What must be particularly galling for the United States is that the plane likely left just after US special envoy Stephen Bosworth met with North Korean officials for talks that he described as 'useful'. There was no agreement reached on when North Korea would return to the six-party talks over its nuclear programme, but South Korean news agency Yonhap reported that the two sides had agreed to conduct talks aimed at replacing the Korean War armistice agreement with a peace treaty.
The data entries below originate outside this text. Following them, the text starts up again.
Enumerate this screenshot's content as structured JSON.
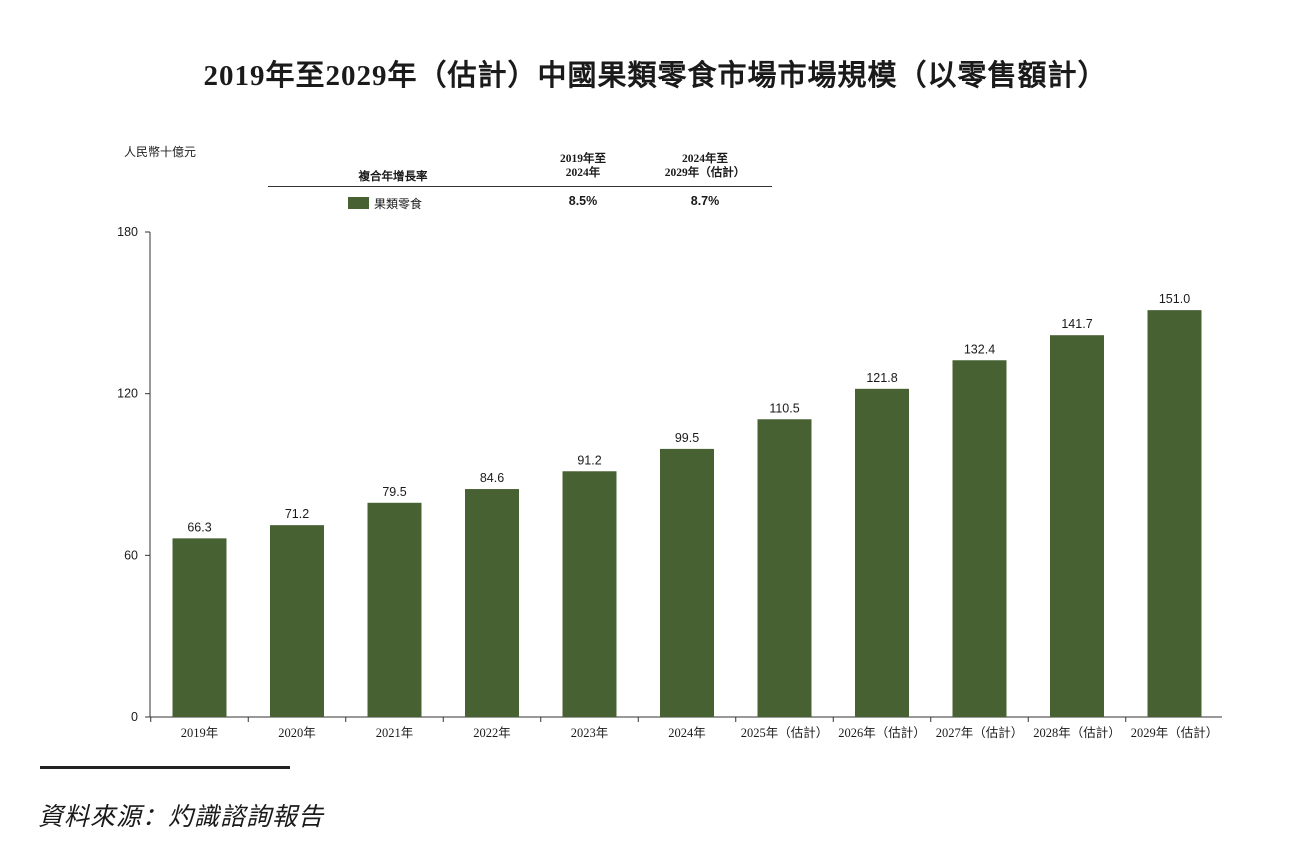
{
  "chart_data": {
    "type": "bar",
    "title": "2019年至2029年（估計）中國果類零食市場市場規模（以零售額計）",
    "unit_label": "人民幣十億元",
    "categories": [
      "2019年",
      "2020年",
      "2021年",
      "2022年",
      "2023年",
      "2024年",
      "2025年（估計）",
      "2026年（估計）",
      "2027年（估計）",
      "2028年（估計）",
      "2029年（估計）"
    ],
    "series": [
      {
        "name": "果類零食",
        "values": [
          66.3,
          71.2,
          79.5,
          84.6,
          91.2,
          99.5,
          110.5,
          121.8,
          132.4,
          141.7,
          151.0
        ],
        "value_labels": [
          "66.3",
          "71.2",
          "79.5",
          "84.6",
          "91.2",
          "99.5",
          "110.5",
          "121.8",
          "132.4",
          "141.7",
          "151.0"
        ],
        "color": "#486132"
      }
    ],
    "ylim": [
      0,
      180
    ],
    "y_ticks": [
      0,
      60,
      120,
      180
    ],
    "grid": false,
    "legend_placement": "top-left"
  },
  "cagr_table": {
    "header_label": "複合年增長率",
    "col1_header_line1": "2019年至",
    "col1_header_line2": "2024年",
    "col2_header_line1": "2024年至",
    "col2_header_line2": "2029年（估計）",
    "series_label": "果類零食",
    "col1_value": "8.5%",
    "col2_value": "8.7%"
  },
  "source_note": "資料來源：灼識諮詢報告"
}
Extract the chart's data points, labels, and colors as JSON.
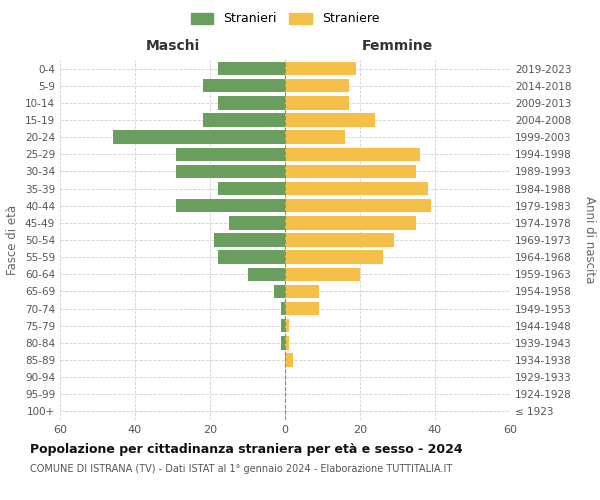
{
  "age_groups": [
    "100+",
    "95-99",
    "90-94",
    "85-89",
    "80-84",
    "75-79",
    "70-74",
    "65-69",
    "60-64",
    "55-59",
    "50-54",
    "45-49",
    "40-44",
    "35-39",
    "30-34",
    "25-29",
    "20-24",
    "15-19",
    "10-14",
    "5-9",
    "0-4"
  ],
  "birth_years": [
    "≤ 1923",
    "1924-1928",
    "1929-1933",
    "1934-1938",
    "1939-1943",
    "1944-1948",
    "1949-1953",
    "1954-1958",
    "1959-1963",
    "1964-1968",
    "1969-1973",
    "1974-1978",
    "1979-1983",
    "1984-1988",
    "1989-1993",
    "1994-1998",
    "1999-2003",
    "2004-2008",
    "2009-2013",
    "2014-2018",
    "2019-2023"
  ],
  "males": [
    0,
    0,
    0,
    0,
    1,
    1,
    1,
    3,
    10,
    18,
    19,
    15,
    29,
    18,
    29,
    29,
    46,
    22,
    18,
    22,
    18
  ],
  "females": [
    0,
    0,
    0,
    2,
    1,
    1,
    9,
    9,
    20,
    26,
    29,
    35,
    39,
    38,
    35,
    36,
    16,
    24,
    17,
    17,
    19
  ],
  "male_color": "#6a9e5e",
  "female_color": "#f5c04a",
  "background_color": "#ffffff",
  "grid_color": "#d0d0d0",
  "title": "Popolazione per cittadinanza straniera per età e sesso - 2024",
  "subtitle": "COMUNE DI ISTRANA (TV) - Dati ISTAT al 1° gennaio 2024 - Elaborazione TUTTITALIA.IT",
  "header_left": "Maschi",
  "header_right": "Femmine",
  "ylabel_left": "Fasce di età",
  "ylabel_right": "Anni di nascita",
  "legend_male": "Stranieri",
  "legend_female": "Straniere",
  "xlim": 60
}
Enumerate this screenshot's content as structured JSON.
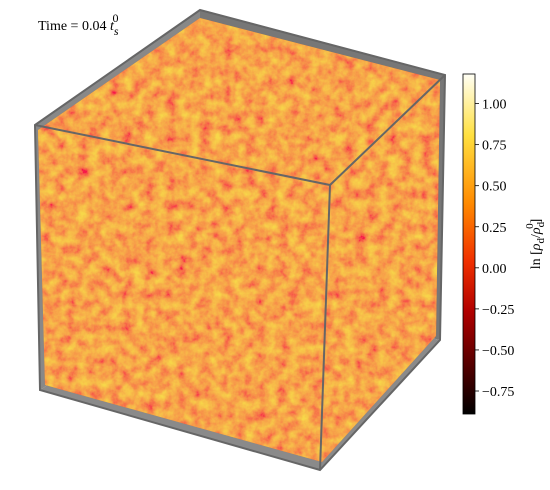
{
  "chart_data": {
    "type": "volume-render",
    "title": {
      "prefix": "Time = 0.04 ",
      "var": "t",
      "sub": "s",
      "sup": "0"
    },
    "colorbar": {
      "label": [
        "ln [",
        "ρ",
        "d",
        "/",
        "ρ",
        "d",
        "0",
        "]"
      ],
      "lim": [
        -0.89,
        1.18
      ],
      "ticks": [
        {
          "value": -0.75,
          "label": "−0.75"
        },
        {
          "value": -0.5,
          "label": "−0.50"
        },
        {
          "value": -0.25,
          "label": "−0.25"
        },
        {
          "value": 0,
          "label": "0.00"
        },
        {
          "value": 0.25,
          "label": "0.25"
        },
        {
          "value": 0.5,
          "label": "0.50"
        },
        {
          "value": 0.75,
          "label": "0.75"
        },
        {
          "value": 1,
          "label": "1.00"
        }
      ]
    }
  }
}
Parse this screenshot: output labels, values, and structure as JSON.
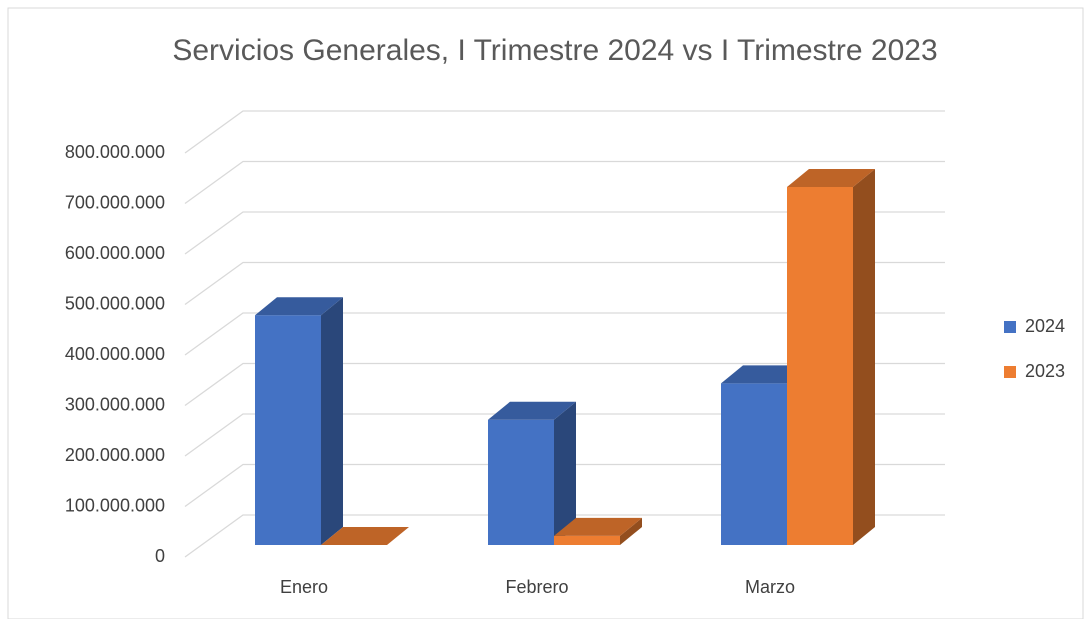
{
  "chart_data": {
    "type": "bar3d",
    "title": "Servicios Generales, I Trimestre 2024 vs I Trimestre 2023",
    "categories": [
      "Enero",
      "Febrero",
      "Marzo"
    ],
    "series": [
      {
        "name": "2024",
        "color": "#4472c4",
        "values": [
          455000000,
          248000000,
          320000000
        ]
      },
      {
        "name": "2023",
        "color": "#ed7d31",
        "values": [
          0,
          18000000,
          709000000
        ]
      }
    ],
    "ylim": [
      0,
      800000000
    ],
    "yticks": [
      0,
      {
        "value": 100000000,
        "label": "100.000.000"
      },
      {
        "value": 200000000,
        "label": "200.000.000"
      },
      {
        "value": 300000000,
        "label": "300.000.000"
      },
      {
        "value": 400000000,
        "label": "400.000.000"
      },
      {
        "value": 500000000,
        "label": "500.000.000"
      },
      {
        "value": 600000000,
        "label": "600.000.000"
      },
      {
        "value": 700000000,
        "label": "700.000.000"
      },
      {
        "value": 800000000,
        "label": "800.000.000"
      }
    ],
    "grid": true,
    "legend": "right"
  }
}
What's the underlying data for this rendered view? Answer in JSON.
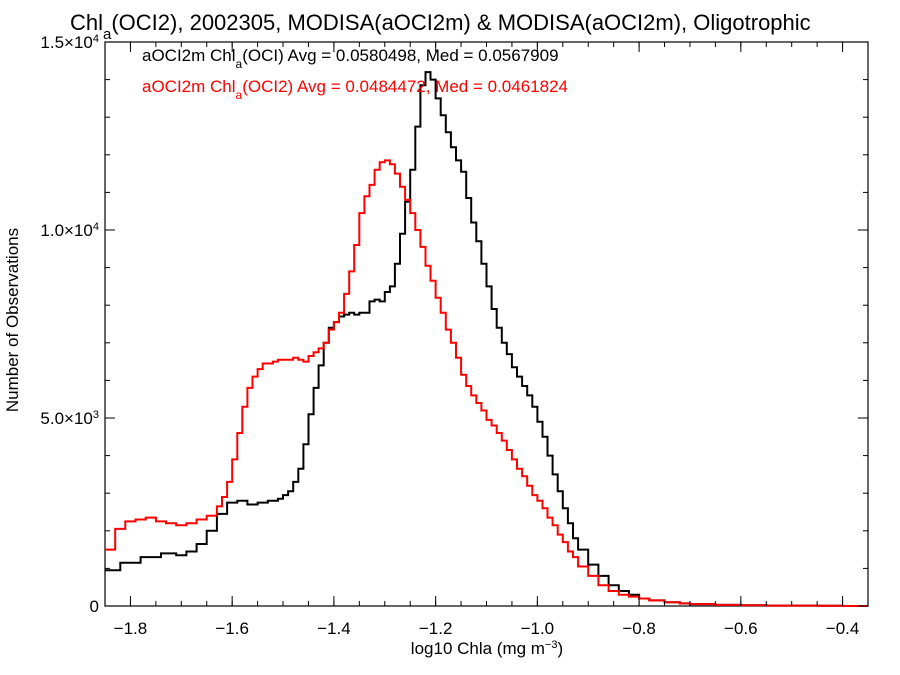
{
  "chart_data": {
    "type": "line",
    "title_parts": [
      "Chl",
      "a",
      "(OCI2), 2002305, MODISA(aOCI2m) & MODISA(aOCI2m), Oligotrophic"
    ],
    "xlabel_parts": [
      "log10 Chla (mg m",
      "−3",
      ")"
    ],
    "ylabel": "Number of Observations",
    "xlim": [
      -1.85,
      -0.35
    ],
    "ylim": [
      0,
      15000
    ],
    "x_ticks": [
      -1.8,
      -1.6,
      -1.4,
      -1.2,
      -1.0,
      -0.8,
      -0.6,
      -0.4
    ],
    "x_tick_labels": [
      "−1.8",
      "−1.6",
      "−1.4",
      "−1.2",
      "−1.0",
      "−0.8",
      "−0.6",
      "−0.4"
    ],
    "y_ticks": [
      {
        "value": 0,
        "mant": "0",
        "exp": ""
      },
      {
        "value": 5000,
        "mant": "5.0×10",
        "exp": "3"
      },
      {
        "value": 10000,
        "mant": "1.0×10",
        "exp": "4"
      },
      {
        "value": 15000,
        "mant": "1.5×10",
        "exp": "4"
      }
    ],
    "legend_placement": "top-left",
    "series": [
      {
        "label_parts": [
          "aOCI2m Chl",
          "a",
          "(OCI) Avg = 0.0580498, Med = 0.0567909"
        ],
        "color": "#000000",
        "x": [
          -1.85,
          -1.82,
          -1.78,
          -1.74,
          -1.71,
          -1.69,
          -1.67,
          -1.65,
          -1.63,
          -1.61,
          -1.59,
          -1.57,
          -1.55,
          -1.53,
          -1.51,
          -1.5,
          -1.49,
          -1.48,
          -1.47,
          -1.46,
          -1.45,
          -1.44,
          -1.43,
          -1.42,
          -1.41,
          -1.4,
          -1.39,
          -1.38,
          -1.37,
          -1.36,
          -1.35,
          -1.34,
          -1.33,
          -1.32,
          -1.31,
          -1.3,
          -1.29,
          -1.28,
          -1.27,
          -1.26,
          -1.25,
          -1.24,
          -1.23,
          -1.22,
          -1.21,
          -1.2,
          -1.19,
          -1.18,
          -1.17,
          -1.16,
          -1.15,
          -1.14,
          -1.13,
          -1.12,
          -1.11,
          -1.1,
          -1.09,
          -1.08,
          -1.07,
          -1.06,
          -1.05,
          -1.04,
          -1.03,
          -1.02,
          -1.01,
          -1.0,
          -0.99,
          -0.98,
          -0.97,
          -0.96,
          -0.95,
          -0.94,
          -0.93,
          -0.92,
          -0.9,
          -0.88,
          -0.86,
          -0.84,
          -0.82,
          -0.8,
          -0.78,
          -0.75,
          -0.72,
          -0.7,
          -0.65,
          -0.6,
          -0.55,
          -0.5,
          -0.45,
          -0.4,
          -0.35
        ],
        "values": [
          950,
          1150,
          1300,
          1400,
          1350,
          1450,
          1650,
          2000,
          2450,
          2750,
          2800,
          2700,
          2750,
          2800,
          2850,
          2950,
          3050,
          3300,
          3650,
          4300,
          5100,
          5800,
          6400,
          7000,
          7400,
          7550,
          7700,
          7750,
          7800,
          7750,
          7800,
          7800,
          8100,
          8150,
          8100,
          8350,
          8500,
          9100,
          9900,
          10750,
          11600,
          12750,
          13850,
          14200,
          14000,
          13500,
          13050,
          12600,
          12200,
          11850,
          11550,
          10850,
          10200,
          9700,
          9100,
          8500,
          7900,
          7400,
          7000,
          6700,
          6350,
          6100,
          5850,
          5600,
          5300,
          4900,
          4500,
          4000,
          3500,
          3050,
          2600,
          2200,
          1800,
          1500,
          1100,
          800,
          550,
          400,
          300,
          200,
          150,
          100,
          70,
          50,
          30,
          20,
          10,
          10,
          5,
          0,
          0
        ]
      },
      {
        "label_parts": [
          "aOCI2m Chl",
          "a",
          "(OCI2) Avg = 0.0484472, Med = 0.0461824"
        ],
        "color": "#ff0000",
        "x": [
          -1.85,
          -1.83,
          -1.81,
          -1.79,
          -1.77,
          -1.75,
          -1.73,
          -1.71,
          -1.69,
          -1.67,
          -1.65,
          -1.63,
          -1.62,
          -1.61,
          -1.6,
          -1.59,
          -1.58,
          -1.57,
          -1.56,
          -1.55,
          -1.54,
          -1.53,
          -1.52,
          -1.51,
          -1.5,
          -1.49,
          -1.48,
          -1.47,
          -1.46,
          -1.45,
          -1.44,
          -1.43,
          -1.42,
          -1.41,
          -1.4,
          -1.39,
          -1.38,
          -1.37,
          -1.36,
          -1.35,
          -1.34,
          -1.33,
          -1.32,
          -1.31,
          -1.3,
          -1.29,
          -1.28,
          -1.27,
          -1.26,
          -1.25,
          -1.24,
          -1.23,
          -1.22,
          -1.21,
          -1.2,
          -1.19,
          -1.18,
          -1.17,
          -1.16,
          -1.15,
          -1.14,
          -1.13,
          -1.12,
          -1.11,
          -1.1,
          -1.09,
          -1.08,
          -1.07,
          -1.06,
          -1.05,
          -1.04,
          -1.03,
          -1.02,
          -1.01,
          -1.0,
          -0.99,
          -0.98,
          -0.97,
          -0.96,
          -0.95,
          -0.94,
          -0.93,
          -0.92,
          -0.9,
          -0.88,
          -0.86,
          -0.84,
          -0.82,
          -0.8,
          -0.78,
          -0.75,
          -0.72,
          -0.7,
          -0.65,
          -0.6,
          -0.55,
          -0.5,
          -0.45,
          -0.4,
          -0.35
        ],
        "values": [
          1500,
          2050,
          2250,
          2300,
          2350,
          2250,
          2200,
          2150,
          2200,
          2300,
          2400,
          2650,
          2900,
          3300,
          3900,
          4600,
          5300,
          5800,
          6100,
          6300,
          6450,
          6450,
          6500,
          6550,
          6550,
          6550,
          6600,
          6550,
          6500,
          6650,
          6750,
          6850,
          7000,
          7350,
          7550,
          7800,
          8300,
          8900,
          9600,
          10450,
          10900,
          11200,
          11600,
          11800,
          11850,
          11750,
          11500,
          11150,
          10800,
          10450,
          10000,
          9550,
          9050,
          8650,
          8200,
          7800,
          7350,
          7000,
          6600,
          6150,
          5850,
          5600,
          5400,
          5200,
          4950,
          4800,
          4600,
          4400,
          4150,
          3900,
          3650,
          3450,
          3200,
          2950,
          2800,
          2600,
          2350,
          2150,
          1900,
          1700,
          1450,
          1300,
          1050,
          800,
          550,
          400,
          300,
          250,
          200,
          150,
          100,
          70,
          50,
          30,
          20,
          10,
          10,
          5,
          0,
          0
        ]
      }
    ]
  }
}
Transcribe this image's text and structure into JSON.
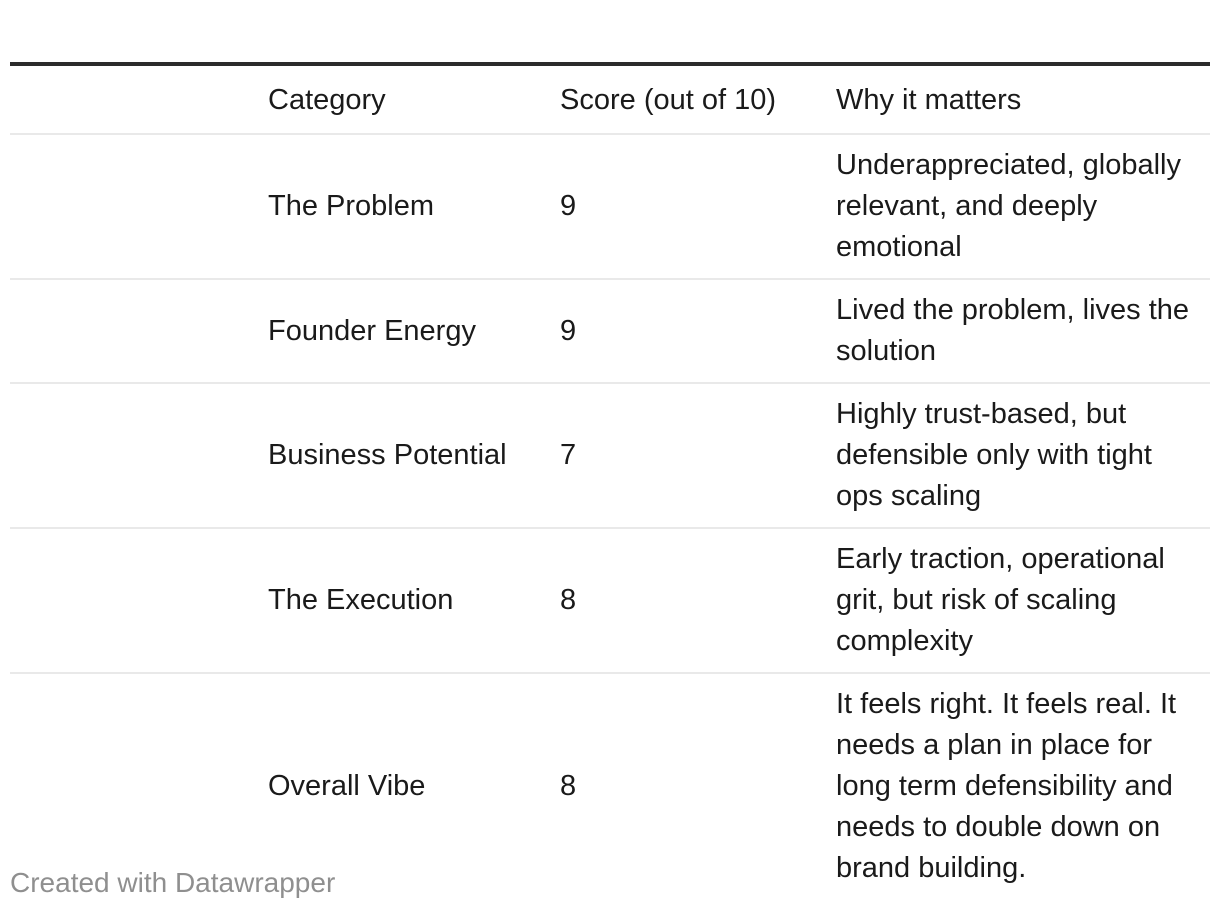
{
  "chart_data": {
    "type": "table",
    "title": "",
    "columns": [
      "",
      "Category",
      "Score (out of 10)",
      "Why it matters"
    ],
    "rows": [
      [
        "",
        "The Problem",
        9,
        "Underappreciated, globally relevant, and deeply emotional"
      ],
      [
        "",
        "Founder Energy",
        9,
        "Lived the problem, lives the solution"
      ],
      [
        "",
        "Business Potential",
        7,
        "Highly trust-based, but defensible only with tight ops scaling"
      ],
      [
        "",
        "The Execution",
        8,
        "Early traction, operational grit, but risk of scaling complexity"
      ],
      [
        "",
        "Overall Vibe",
        8,
        "It feels right. It feels real. It needs a plan in place for long term defensibility and needs to double down on brand building."
      ]
    ],
    "layout": {
      "grid": "horizontal row dividers only",
      "header_top_border": true,
      "first_column_empty": true
    }
  },
  "footer": {
    "credit_label": "Created with Datawrapper"
  },
  "colors": {
    "background": "#ffffff",
    "text": "#1a1a1a",
    "header_top_border": "#2b2b2b",
    "row_divider": "#e9e9e9",
    "footer_text": "#8f8f8f"
  }
}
As the Korea Herald points out in an editorial:

'The incident reveals that even as it was pursuing dialogue with Washington, North Korea was pursuing illegal arms exports. The incident also exposed North Korea's duplicity. On the other hand, the fact that the Thai authorities inspected the cargo on a tip-off from the United States shows Washington's resolve to continue with UN sanctions while engaging in dialogue with North Korea.'

But it adds rather optimistically:

'Perhaps the seizure of the arms cargo will drive home the message to the leadership in Pyongyang that it really does not have much choice but to return to the aid-for-denuclearization talks.'

Maybe it will return to talks. But as far as a serious commitment to denuclearizing goes, it's difficult to see how anything is sufficiently different to make North Korea change its mind. It just doesn't want to, and there's nothing really on the table that will make its self-serving and self-glorifying leadership even think honestly about doing so.